Coventry: No not at all. I don’t know what the rules of writing are. If you’re trying to communicate something original and fresh, there are no rules. You learn to write and pick up things and you learn what makes a good sentence and a good paragraph and a good chapter. In order to create the thing you’re trying to produce, I refer to what you have to find as the third thing. You put two things together, and you create a third thing. I’m always looking for two things to put together. I’m seeking this third thing. The sublime, let’s call it that. The only way to create a sense of the sublime is to put two things together which have not been put together before. Then you have the third thing.
I don’t really think about the rules. I’m always looking for new word combinations, new images. But like every other writer, I have a limited skill set and I work within that. You did an MFA didn’t you? At Brown?
Rail: That’s right. It’s a relatively experimental program. A great program, though. I learned a lot. You learn a lot just from the time you spend writing, which, I hadn’t spent that much time writing before.
One last question for the interview. The reason I was taken by the novel and decided to read it and interview you, is how richly you write about landscape. The rhythmic description means a lot to me. It’s interesting to hear you talk about violence and memory. But in a lot of ways you’re memorializing a French landscape that is gone. And you’re doing it lovingly. I wonder about what it was like to write that landscape. There is a real respect for what is. For what’s there.
Coventry: I love landscape, simple as that. I love writing about it. My narrator loves it as well. To tell you the truth, I don’t know much about writing that stuff. It comes very naturally for me, though. I love driving through the countryside and such forth. I’m lucky to live in a house that looks on the Pacific Ocean; I have mountain ranges all around me. It’s amazing. I’m very lucky.
I think when you write about something you love, you don’t really need to think about it. You don’t need to put too much effort into it. I don’t even really doing it terribly much. I’ve never been to France. I looked at pictures and followed roads on Google Earth. I roamed through the countryside that way. That stuff was effortless; I hope it comes through in the writing.
Rail: There’s no distance you feel the writer is taking. Also, how many drafts of this did you produce?
Coventry: Drafts are a funny word. I’m not sure. I remember finishing a first draft in 2013. It was pretty bad but it was a draft. The first draft is—you get to the end point.

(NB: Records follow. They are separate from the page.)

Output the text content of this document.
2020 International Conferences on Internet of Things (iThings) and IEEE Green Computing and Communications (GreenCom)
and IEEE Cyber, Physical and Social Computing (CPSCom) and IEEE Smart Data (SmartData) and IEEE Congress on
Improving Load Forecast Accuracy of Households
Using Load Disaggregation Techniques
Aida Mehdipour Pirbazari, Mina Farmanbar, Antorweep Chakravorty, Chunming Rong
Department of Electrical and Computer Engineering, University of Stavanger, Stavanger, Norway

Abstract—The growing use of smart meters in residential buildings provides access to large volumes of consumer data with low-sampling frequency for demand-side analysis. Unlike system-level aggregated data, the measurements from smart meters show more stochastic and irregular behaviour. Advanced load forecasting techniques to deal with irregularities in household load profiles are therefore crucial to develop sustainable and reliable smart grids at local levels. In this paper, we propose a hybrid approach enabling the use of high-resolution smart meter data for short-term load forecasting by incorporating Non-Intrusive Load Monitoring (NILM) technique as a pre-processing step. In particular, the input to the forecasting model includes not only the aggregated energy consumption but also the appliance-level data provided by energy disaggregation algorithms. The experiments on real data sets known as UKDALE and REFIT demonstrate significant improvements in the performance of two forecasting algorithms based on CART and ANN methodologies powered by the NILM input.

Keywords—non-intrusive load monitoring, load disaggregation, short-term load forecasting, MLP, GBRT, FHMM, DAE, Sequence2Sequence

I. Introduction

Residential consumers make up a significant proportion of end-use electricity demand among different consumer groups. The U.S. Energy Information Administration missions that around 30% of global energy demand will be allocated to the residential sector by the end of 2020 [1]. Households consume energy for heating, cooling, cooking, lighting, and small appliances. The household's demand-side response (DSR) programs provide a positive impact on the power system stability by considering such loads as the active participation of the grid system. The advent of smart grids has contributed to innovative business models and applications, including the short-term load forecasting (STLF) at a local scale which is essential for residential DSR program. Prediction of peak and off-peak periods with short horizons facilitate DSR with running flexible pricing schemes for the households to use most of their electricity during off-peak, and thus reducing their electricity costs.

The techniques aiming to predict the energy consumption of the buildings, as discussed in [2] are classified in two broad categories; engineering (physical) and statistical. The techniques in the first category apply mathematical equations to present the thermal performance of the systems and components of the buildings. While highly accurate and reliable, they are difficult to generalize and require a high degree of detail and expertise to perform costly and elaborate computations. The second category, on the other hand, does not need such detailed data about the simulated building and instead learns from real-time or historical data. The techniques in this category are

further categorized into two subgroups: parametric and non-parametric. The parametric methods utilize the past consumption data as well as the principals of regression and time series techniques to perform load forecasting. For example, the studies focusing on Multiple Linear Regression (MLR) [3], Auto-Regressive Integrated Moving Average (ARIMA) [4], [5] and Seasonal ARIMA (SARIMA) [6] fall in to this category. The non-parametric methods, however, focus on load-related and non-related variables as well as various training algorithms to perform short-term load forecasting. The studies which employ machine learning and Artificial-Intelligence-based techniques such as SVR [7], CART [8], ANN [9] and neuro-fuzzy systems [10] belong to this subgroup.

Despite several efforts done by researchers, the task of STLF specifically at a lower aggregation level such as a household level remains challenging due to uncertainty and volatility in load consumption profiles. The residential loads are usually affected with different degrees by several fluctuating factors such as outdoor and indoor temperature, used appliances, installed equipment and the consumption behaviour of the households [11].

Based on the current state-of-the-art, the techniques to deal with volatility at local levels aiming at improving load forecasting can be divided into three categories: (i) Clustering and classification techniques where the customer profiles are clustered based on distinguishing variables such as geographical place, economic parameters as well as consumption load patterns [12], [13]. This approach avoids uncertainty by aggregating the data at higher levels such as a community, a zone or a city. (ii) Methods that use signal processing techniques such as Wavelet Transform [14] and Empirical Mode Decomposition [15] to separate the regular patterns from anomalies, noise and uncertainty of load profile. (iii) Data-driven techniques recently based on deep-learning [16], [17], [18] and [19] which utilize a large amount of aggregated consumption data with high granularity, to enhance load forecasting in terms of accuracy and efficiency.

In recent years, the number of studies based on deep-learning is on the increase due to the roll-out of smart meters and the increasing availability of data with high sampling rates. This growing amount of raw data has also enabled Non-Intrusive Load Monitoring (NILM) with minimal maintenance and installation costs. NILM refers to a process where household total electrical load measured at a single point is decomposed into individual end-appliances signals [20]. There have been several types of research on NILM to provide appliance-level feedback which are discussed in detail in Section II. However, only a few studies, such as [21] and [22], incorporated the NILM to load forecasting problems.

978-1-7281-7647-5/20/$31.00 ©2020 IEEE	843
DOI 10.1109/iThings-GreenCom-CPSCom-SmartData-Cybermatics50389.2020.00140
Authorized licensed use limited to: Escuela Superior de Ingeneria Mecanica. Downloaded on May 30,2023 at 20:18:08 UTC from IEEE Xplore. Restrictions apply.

Rail: You give yourself a frame.
Coventry: Yes, and I kept rewriting passages until they were all talking to each other. And because I couldn’t read it because of my illness, I gave it to friends and they would report back on how it was going. And finally I gave it to a particular friend and he said, it’s great, just cut 20,000 words. So for weeks I would lie on the couch and my wife would read it aloud to me, and I would say cut that, change the sentence to that. That chapter can go. And we got it down to the length it is now. That was the final draft. The point you realize it’s at its end is when it has its own consciousness, its own kind of mind.